I'm happy that the NYT is doing solid journalism on this. I kind of gripe with portraying the young as victims and bringing up the Holocaust, but it is what it is. In my mind, the Hasidic power structure is a legitimate problem that needs to be made sense of, because if there is all this corruption at just 200k members, well, in 60 years it will be 1,600,000. They will comprise a majority of America's Jewish community in a few decades.

In my mind, the Hasidic power structure is a legitimate problem that needs to be made sense of, because if there is all this corruption at just 200k members, well, in 60 years it will be 1,600,000. They will comprise a majority of America's Jewish community in a few decades.

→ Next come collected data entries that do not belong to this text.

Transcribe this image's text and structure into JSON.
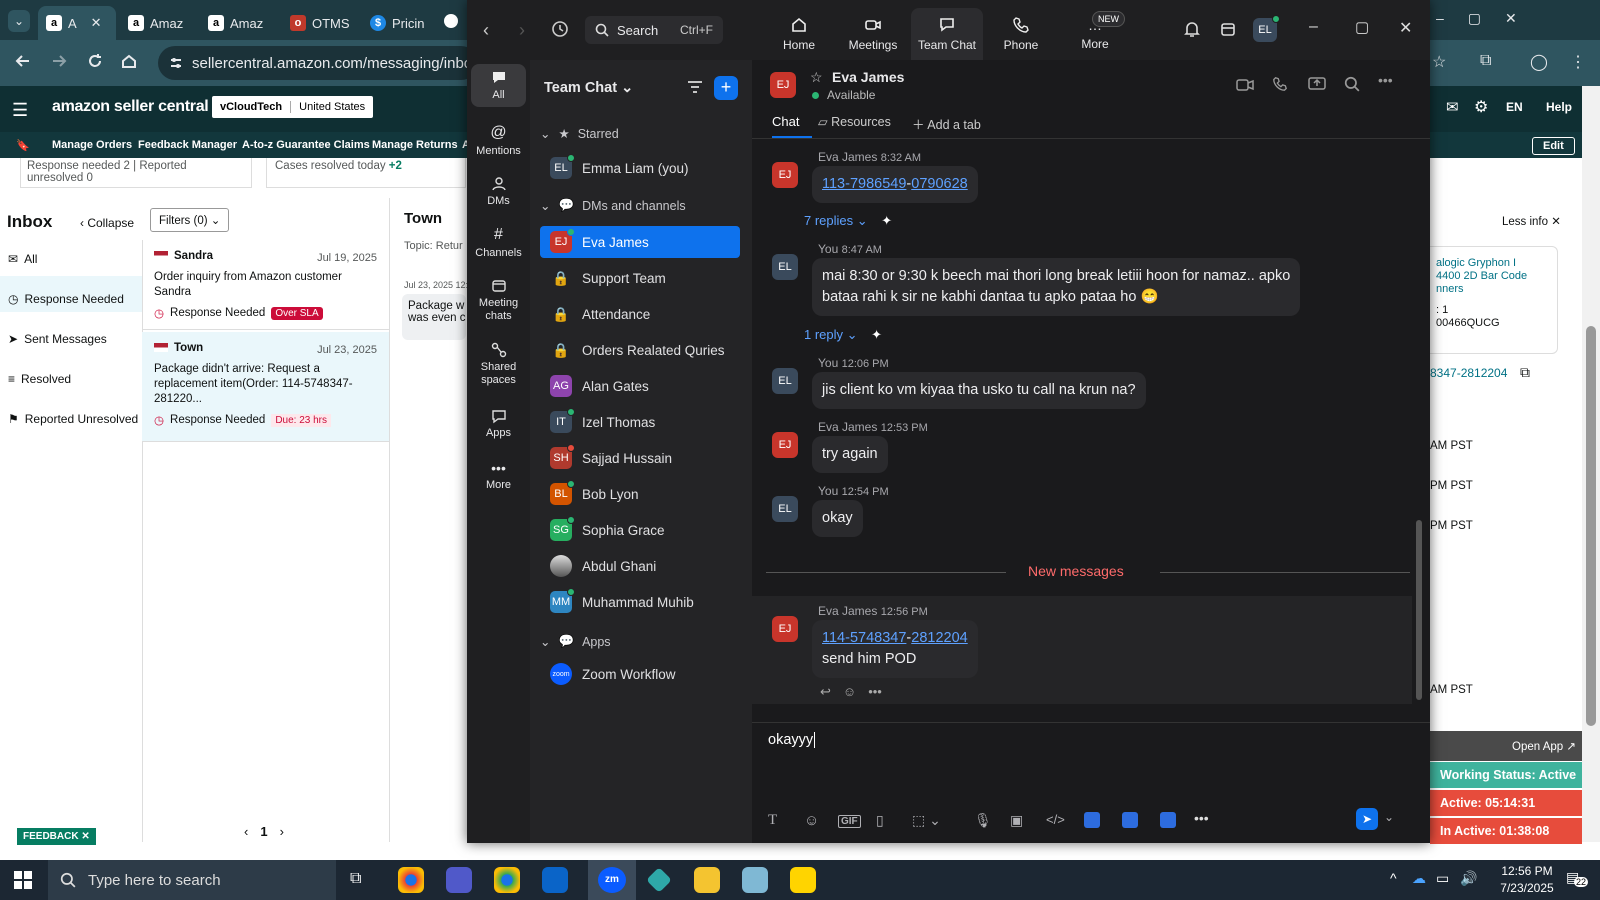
{
  "browser": {
    "tabs": [
      {
        "label": "A",
        "fav": "a"
      },
      {
        "label": "Amaz",
        "fav": "a"
      },
      {
        "label": "Amaz",
        "fav": "a"
      },
      {
        "label": "OTMS",
        "fav": "o"
      },
      {
        "label": "Pricin",
        "fav": "$"
      }
    ],
    "url": "sellercentral.amazon.com/messaging/inbox?"
  },
  "amazon": {
    "logo": "amazon seller central",
    "account": "vCloudTech",
    "country": "United States",
    "lang": "EN",
    "help": "Help",
    "nav": [
      "Manage Orders",
      "Feedback Manager",
      "A-to-z Guarantee Claims",
      "Manage Returns",
      "A"
    ],
    "edit": "Edit",
    "summary": {
      "response_needed": "Response needed 2",
      "reported": "Reported unresolved 0",
      "cases": "Cases resolved today",
      "cases_delta": "+2"
    },
    "inbox_title": "Inbox",
    "collapse": "Collapse",
    "filters": "Filters (0)",
    "folders": [
      "All",
      "Response Needed",
      "Sent Messages",
      "Resolved",
      "Reported Unresolved"
    ],
    "threads": [
      {
        "name": "Sandra",
        "date": "Jul 19, 2025",
        "text": "Order inquiry from Amazon customer Sandra",
        "status": "Response Needed",
        "tag": "Over SLA"
      },
      {
        "name": "Town",
        "date": "Jul 23, 2025",
        "text": "Package didn't arrive: Request a replacement item(Order: 114-5748347-281220...",
        "status": "Response Needed",
        "tag": "Due: 23 hrs"
      }
    ],
    "page": "1",
    "feedback": "FEEDBACK",
    "detail": {
      "title": "Town",
      "topic": "Topic: Retur",
      "date": "Jul 23, 2025 12:",
      "preview1": "Package w",
      "preview2": "was even c"
    },
    "right": {
      "less_info": "Less info",
      "product": [
        "alogic Gryphon I",
        "4400 2D Bar Code",
        "nners"
      ],
      "qty": ": 1",
      "asin": "00466QUCG",
      "order": "8347-2812204",
      "times": [
        "AM PST",
        "PM PST",
        "PM PST",
        "AM PST"
      ],
      "open_app": "Open App",
      "working": "Working Status: Active",
      "active": "Active: 05:14:31",
      "inactive": "In Active: 01:38:08"
    }
  },
  "zoom": {
    "search": "Search",
    "shortcut": "Ctrl+F",
    "tabs": [
      "Home",
      "Meetings",
      "Team Chat",
      "Phone",
      "More"
    ],
    "new_badge": "NEW",
    "user_initials": "EL",
    "rail": [
      "All",
      "Mentions",
      "DMs",
      "Channels",
      "Meeting chats",
      "Shared spaces",
      "Apps",
      "More"
    ],
    "list_title": "Team Chat",
    "sections": {
      "starred": "Starred",
      "dms": "DMs and channels",
      "apps": "Apps"
    },
    "starred": [
      {
        "init": "EL",
        "name": "Emma Liam (you)",
        "color": "#3a4a5c"
      }
    ],
    "channels": [
      {
        "init": "EJ",
        "name": "Eva James",
        "color": "#c8352b"
      },
      {
        "init": "",
        "name": "Support Team",
        "color": "lock"
      },
      {
        "init": "",
        "name": "Attendance",
        "color": "lock"
      },
      {
        "init": "",
        "name": "Orders Realated Quries",
        "color": "lock"
      },
      {
        "init": "AG",
        "name": "Alan Gates",
        "color": "#8e44ad"
      },
      {
        "init": "IT",
        "name": "Izel Thomas",
        "color": "#3a4a5c"
      },
      {
        "init": "SH",
        "name": "Sajjad Hussain",
        "color": "#b03a2e"
      },
      {
        "init": "BL",
        "name": "Bob Lyon",
        "color": "#d35400"
      },
      {
        "init": "SG",
        "name": "Sophia Grace",
        "color": "#27ae60"
      },
      {
        "init": "",
        "name": "Abdul Ghani",
        "color": "photo"
      },
      {
        "init": "MM",
        "name": "Muhammad Muhib",
        "color": "#2e86c1"
      }
    ],
    "apps": [
      {
        "init": "zoom",
        "name": "Zoom Workflow",
        "color": "#0b5cff"
      }
    ],
    "chat": {
      "name": "Eva James",
      "presence": "Available",
      "tabs": [
        "Chat",
        "Resources",
        "Add a tab"
      ],
      "new_messages": "New messages",
      "compose_text": "okayyy"
    },
    "messages": [
      {
        "who": "EJ",
        "head": "Eva James",
        "time": "8:32 AM",
        "parts": [
          "113-7986549",
          "-",
          "0790628"
        ],
        "replies": "7 replies"
      },
      {
        "who": "EL",
        "head": "You",
        "time": "8:47 AM",
        "line1": "mai 8:30 or 9:30 k beech mai thori long break letiii hoon for namaz.. apko",
        "line2": "bataa rahi k sir ne kabhi dantaa tu apko pataa ho",
        "emoji": "😁",
        "replies": "1 reply"
      },
      {
        "who": "EL",
        "head": "You",
        "time": "12:06 PM",
        "text": "jis client ko vm kiyaa tha usko tu call na krun na?"
      },
      {
        "who": "EJ",
        "head": "Eva James",
        "time": "12:53 PM",
        "text": "try again"
      },
      {
        "who": "EL",
        "head": "You",
        "time": "12:54 PM",
        "text": "okay"
      },
      {
        "who": "EJ",
        "head": "Eva James",
        "time": "12:56 PM",
        "parts": [
          "114-5748347",
          "-",
          "2812204"
        ],
        "line2": "send him POD"
      }
    ]
  },
  "taskbar": {
    "search": "Type here to search",
    "time": "12:56 PM",
    "date": "7/23/2025",
    "notif": "22"
  }
}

Corruption? My mother once told me she could never make sense of antisemitism. Every time she asked someone, who expressed an anti-Jewish sentiment, what their beef was, they'd come back with a variation on "they're too in-groupy". To which she'd say "instead of dissing them, why don't you learn from them?"

You're telling me, that not only is there a community successfully resisting the influence of the modern techno-dystopia, but that they're well-disciplined, vibrant, and growing... and you're telling me I'm supposed to be upset???

Why don't you tell me if they have a Paypal, I want to send them money.

I think if non-Hasids tried to copy their playbook, the government would crush them, using every trick in the book, including mass media propaganda campaigns. The Hasids are special because they are run like a fascist micro-nation, yet they have the appearance of the caricature victim of fascism, and play off of religious protections. It's a confluence of factors that allow the Hasids to occupy their uniquely powerful position. I cannot imagine Christians getting away with anything like this, for instance, and it's remarkable that for all the discussion on fascism and religious extremist, no one is overly concerned with a religiously extremist fascist micro-nation in the Big Apple. The Amish, which is the closest Christian equivalent I can think of, do not utilize as much social resources as the Hasids, and are also in the middle of nowhere.

There are fundamentalist LDS groups that seem to be pretty similar to the Hasidim, including not officially marrying to avoid taxes and collect additional benefits and using lots of welfare. They are generally located in the middle of nowhere, and there have been efforts to stop them, but as far as I can tell these are mostly limited to prosecution on the basis of serious crimes (like child rape) which I think the Hasidim avoid. Mainline mormons and the mainline LDS church seem to be at best ambivalent about these efforts, and sometimes oppose them. There are some other legal issues that might also apply to the Hasidic communities (like misuse of public funds and effectively having a privatized religious police force) but they might also be better at staying on the "maybe legal" side.

See e.g. https://en.wikipedia.org/wiki/Fundamentalist_Church_of_Jesus_Christ_of_Latter-Day_Saints#Short_Creek_raid and the sections immediately below.

The FLDS practices statutory rape as a religious doctrine. They largely get away with this(although Texas has prosecuted a few of their leaders for not marrying their underaged baby mamas), and from a blue tribe perspective they’re fascist Christian microstate. From a red tribe perspective they’re an untrustworthy, heretical, and occasionally murderous cult.

The other major Mormon fundamentalist group, the apostolic United brethren, colours significantly more inside the lines and avoids underaged marriage.